By working together, the critical infrastructure community and the Federal government have done remarkable work over the last ten years in creating new tools and delivering new services that improve how the public and private sector work together to protect our critical infrastructure. To complement the Cyber Security Executive Order, the Administration is issuing a Presidential Policy Directive on critical infrastructure security and resilience that updates the national approach from Homeland Security Presidential Directive 7 (issued in 2003) to adjust to the new risk environment, key lessons learned, and drive toward enhanced capabilities. Specifically, the PPD:
- Directs the government to identify the functional relationships across the government related to critical infrastructure and work to improve the effectiveness of the existing public-private partnership with owners and operators and state, local, tribal and territorial partners in both the physical and cyber space.
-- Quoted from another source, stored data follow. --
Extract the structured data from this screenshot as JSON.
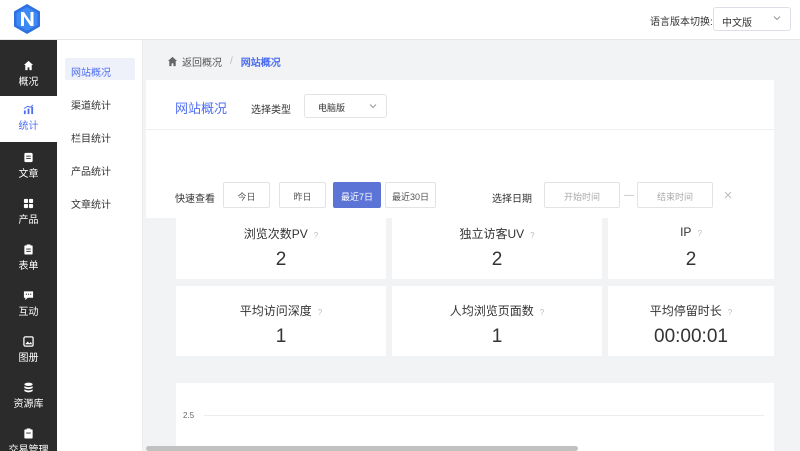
{
  "app": {
    "brand_color": "#4e6ef2",
    "language_label": "语言版本切换:",
    "language_value": "中文版"
  },
  "sidebar": {
    "items": [
      {
        "label": "概况",
        "icon": "home-icon"
      },
      {
        "label": "统计",
        "icon": "stats-icon",
        "active": true
      },
      {
        "label": "文章",
        "icon": "article-icon"
      },
      {
        "label": "产品",
        "icon": "product-icon"
      },
      {
        "label": "表单",
        "icon": "form-icon"
      },
      {
        "label": "互动",
        "icon": "chat-icon"
      },
      {
        "label": "图册",
        "icon": "gallery-icon"
      },
      {
        "label": "资源库",
        "icon": "database-icon"
      },
      {
        "label": "交易管理",
        "icon": "trade-icon"
      }
    ]
  },
  "subnav": {
    "items": [
      {
        "label": "网站概况",
        "active": true
      },
      {
        "label": "渠道统计"
      },
      {
        "label": "栏目统计"
      },
      {
        "label": "产品统计"
      },
      {
        "label": "文章统计"
      }
    ]
  },
  "breadcrumb": {
    "back": "返回概况",
    "separator": "/",
    "current": "网站概况"
  },
  "filter": {
    "title": "网站概况",
    "type_label": "选择类型",
    "type_value": "电脑版",
    "quick_label": "快速查看",
    "quick_buttons": [
      "今日",
      "昨日",
      "最近7日",
      "最近30日"
    ],
    "active_quick": "最近7日",
    "date_label": "选择日期",
    "start_placeholder": "开始时间",
    "dash": "—",
    "end_placeholder": "结束时间"
  },
  "stats": [
    {
      "name": "浏览次数PV",
      "value": "2"
    },
    {
      "name": "独立访客UV",
      "value": "2"
    },
    {
      "name": "IP",
      "value": "2"
    },
    {
      "name": "平均访问深度",
      "value": "1"
    },
    {
      "name": "人均浏览页面数",
      "value": "1"
    },
    {
      "name": "平均停留时长",
      "value": "00:00:01"
    }
  ],
  "stats_help": "?",
  "chart": {
    "tick_label": "2.5"
  }
}
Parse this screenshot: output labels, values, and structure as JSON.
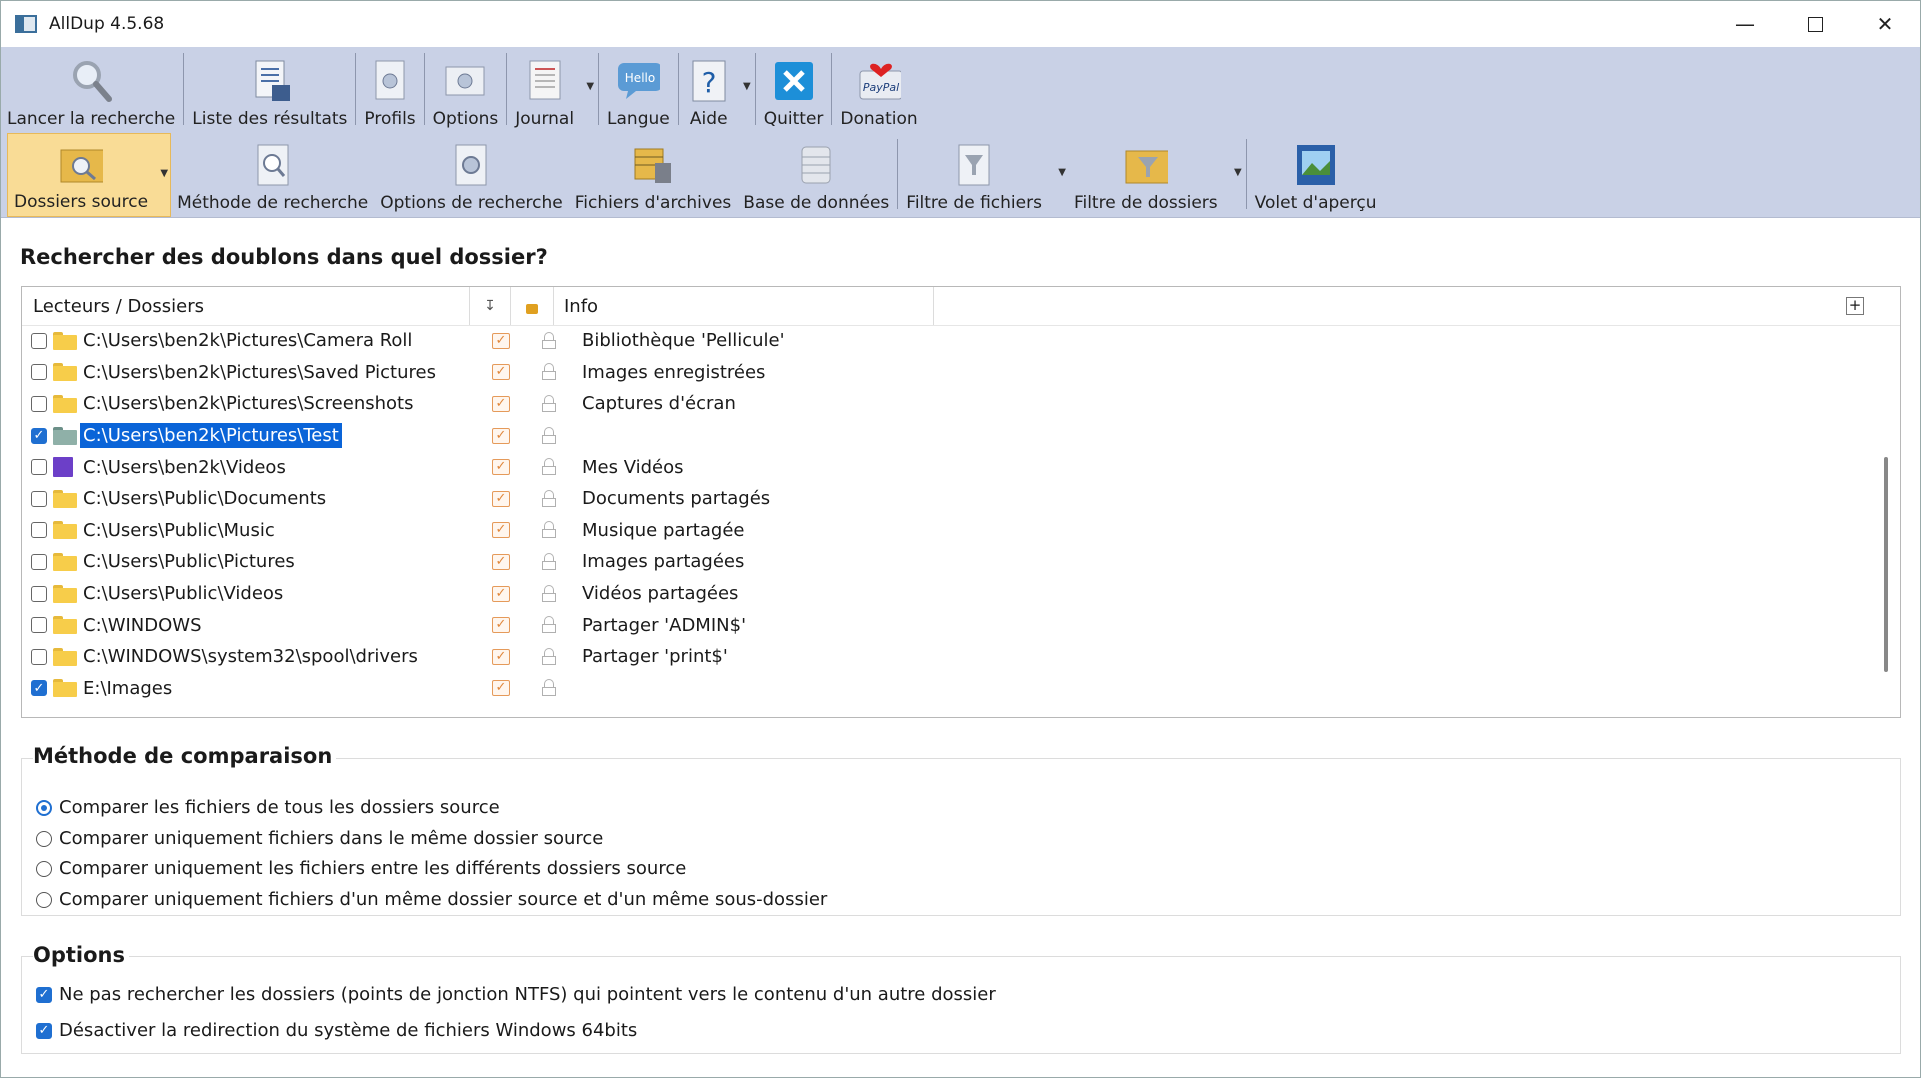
{
  "window": {
    "title": "AllDup 4.5.68"
  },
  "toolbar1": [
    {
      "label": "Lancer la recherche",
      "icon": "magnifier-icon"
    },
    {
      "label": "Liste des résultats",
      "icon": "results-list-icon"
    },
    {
      "label": "Profils",
      "icon": "profiles-icon"
    },
    {
      "label": "Options",
      "icon": "options-icon"
    },
    {
      "label": "Journal",
      "icon": "journal-icon"
    },
    {
      "label": "Langue",
      "icon": "language-icon",
      "badge": "Hello"
    },
    {
      "label": "Aide",
      "icon": "help-icon"
    },
    {
      "label": "Quitter",
      "icon": "quit-icon"
    },
    {
      "label": "Donation",
      "icon": "paypal-icon",
      "badge": "PayPal"
    }
  ],
  "toolbar2": [
    {
      "label": "Dossiers source",
      "icon": "source-folders-icon",
      "active": true
    },
    {
      "label": "Méthode de recherche",
      "icon": "search-method-icon"
    },
    {
      "label": "Options de recherche",
      "icon": "search-options-icon"
    },
    {
      "label": "Fichiers d'archives",
      "icon": "archive-files-icon"
    },
    {
      "label": "Base de données",
      "icon": "database-icon"
    },
    {
      "label": "Filtre de fichiers",
      "icon": "file-filter-icon"
    },
    {
      "label": "Filtre de dossiers",
      "icon": "folder-filter-icon"
    },
    {
      "label": "Volet d'aperçu",
      "icon": "preview-pane-icon"
    }
  ],
  "question": "Rechercher des doublons dans quel dossier?",
  "list": {
    "headers": {
      "folders": "Lecteurs / Dossiers",
      "info": "Info"
    },
    "rows": [
      {
        "path": "C:\\Users\\ben2k\\Pictures\\Camera Roll",
        "info": "Bibliothèque 'Pellicule'",
        "checked": false,
        "folder": "yellow"
      },
      {
        "path": "C:\\Users\\ben2k\\Pictures\\Saved Pictures",
        "info": "Images enregistrées",
        "checked": false,
        "folder": "yellow"
      },
      {
        "path": "C:\\Users\\ben2k\\Pictures\\Screenshots",
        "info": "Captures d'écran",
        "checked": false,
        "folder": "yellow"
      },
      {
        "path": "C:\\Users\\ben2k\\Pictures\\Test",
        "info": "",
        "checked": true,
        "folder": "green",
        "selected": true
      },
      {
        "path": "C:\\Users\\ben2k\\Videos",
        "info": "Mes Vidéos",
        "checked": false,
        "folder": "video"
      },
      {
        "path": "C:\\Users\\Public\\Documents",
        "info": "Documents partagés",
        "checked": false,
        "folder": "yellow"
      },
      {
        "path": "C:\\Users\\Public\\Music",
        "info": "Musique partagée",
        "checked": false,
        "folder": "yellow"
      },
      {
        "path": "C:\\Users\\Public\\Pictures",
        "info": "Images partagées",
        "checked": false,
        "folder": "yellow"
      },
      {
        "path": "C:\\Users\\Public\\Videos",
        "info": "Vidéos partagées",
        "checked": false,
        "folder": "yellow"
      },
      {
        "path": "C:\\WINDOWS",
        "info": "Partager 'ADMIN$'",
        "checked": false,
        "folder": "yellow"
      },
      {
        "path": "C:\\WINDOWS\\system32\\spool\\drivers",
        "info": "Partager 'print$'",
        "checked": false,
        "folder": "yellow"
      },
      {
        "path": "E:\\Images",
        "info": "",
        "checked": true,
        "folder": "yellow"
      }
    ]
  },
  "comparison": {
    "title": "Méthode de comparaison",
    "options": [
      {
        "label": "Comparer les fichiers de tous les dossiers source",
        "selected": true
      },
      {
        "label": "Comparer uniquement fichiers dans le même dossier source",
        "selected": false
      },
      {
        "label": "Comparer uniquement les fichiers entre les différents dossiers source",
        "selected": false
      },
      {
        "label": "Comparer uniquement fichiers d'un même dossier source et d'un même sous-dossier",
        "selected": false
      }
    ]
  },
  "options": {
    "title": "Options",
    "items": [
      {
        "label": "Ne pas rechercher les dossiers (points de jonction NTFS) qui pointent vers le contenu d'un autre dossier",
        "checked": true
      },
      {
        "label": "Désactiver la redirection du système de fichiers Windows 64bits",
        "checked": true
      }
    ]
  },
  "colors": {
    "toolbar_bg": "#c9d1e6",
    "accent": "#1f6fd1",
    "selection": "#0a64d8",
    "active_tab": "#f9dc96"
  }
}
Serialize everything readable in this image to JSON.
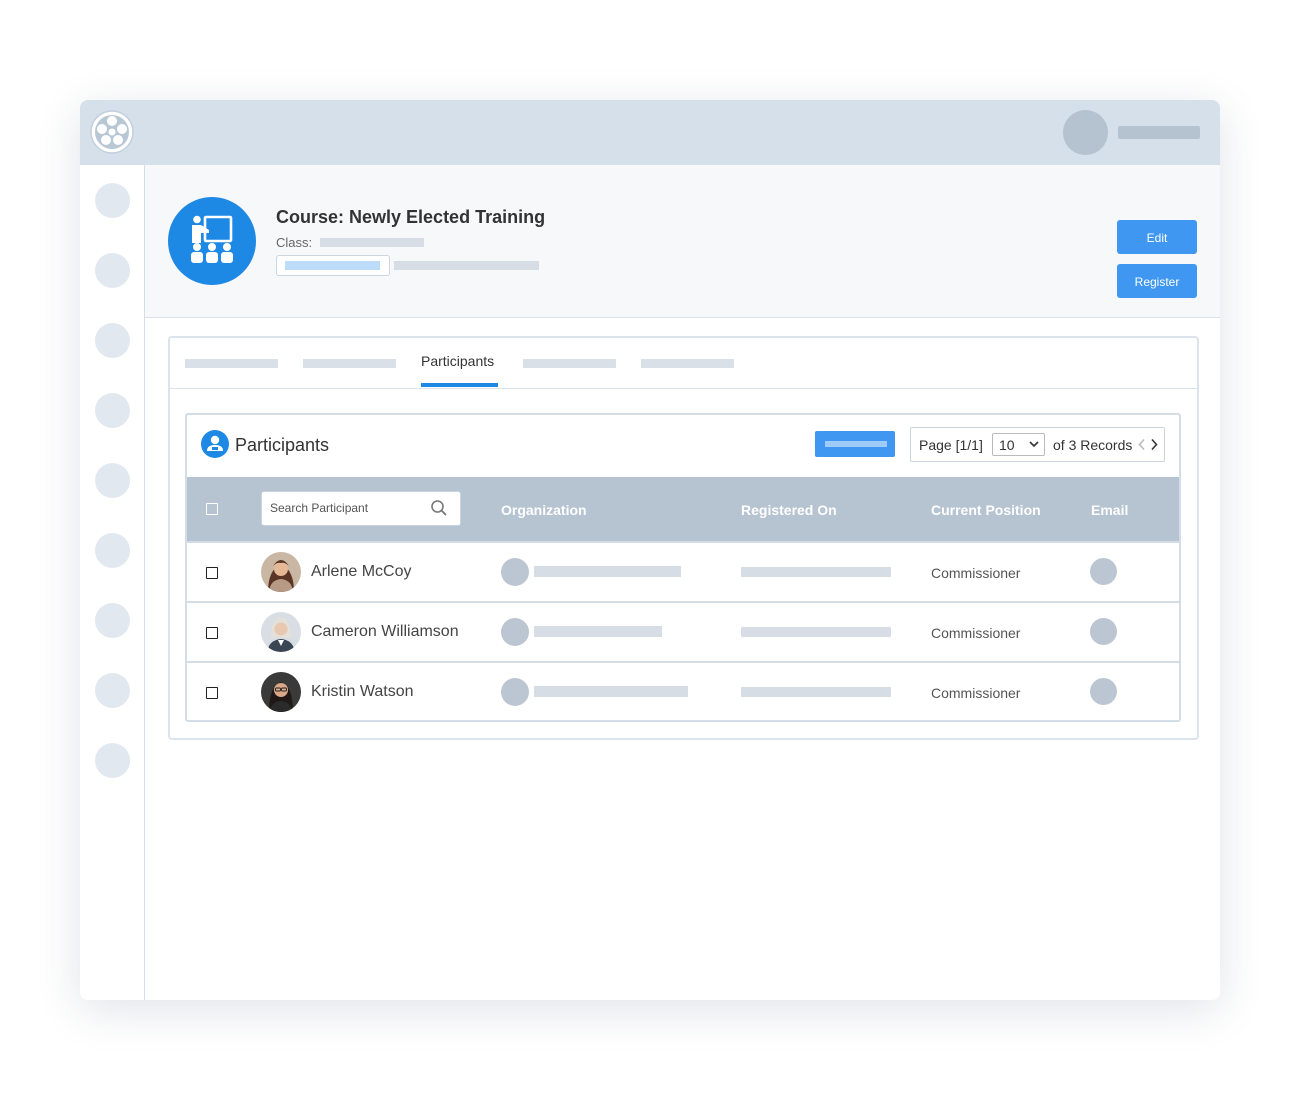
{
  "course": {
    "title": "Course: Newly Elected Training",
    "class_label": "Class:",
    "icon": "classroom-teacher-icon"
  },
  "actions": {
    "edit_label": "Edit",
    "register_label": "Register"
  },
  "tabs": {
    "active_label": "Participants"
  },
  "participants": {
    "title": "Participants",
    "icon": "participant-user-icon",
    "search_placeholder": "Search Participant",
    "pager": {
      "page": "Page [1/1]",
      "page_size": "10",
      "records": "of 3 Records"
    },
    "columns": {
      "organization": "Organization",
      "registered_on": "Registered On",
      "current_position": "Current Position",
      "email": "Email"
    },
    "rows": [
      {
        "name": "Arlene McCoy",
        "position": "Commissioner"
      },
      {
        "name": "Cameron Williamson",
        "position": "Commissioner"
      },
      {
        "name": "Kristin Watson",
        "position": "Commissioner"
      }
    ]
  },
  "colors": {
    "accent": "#1e88e5",
    "button": "#3f97f2",
    "topbar": "#d5e0ea",
    "table_header": "#b6c3d1"
  }
}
- Directs the government to develop an efficient situational awareness capability that addresses both the physical and cyber implications of an incident and ensures further integration and awareness throughout the government and enables responsible sharing of the implications with stakeholders.
- Directs the government to address other information sharing priorities, including speeding up the information flow to respond to the changing risk environment, as well as strengthening our capability to understand and share information about how well infrastructure systems are functioning and the consequences of infrastructure failures.
- Calls for a comprehensive research and development plan for critical infrastructure to guide the government’s effort to enhance and encourage market-based innovation.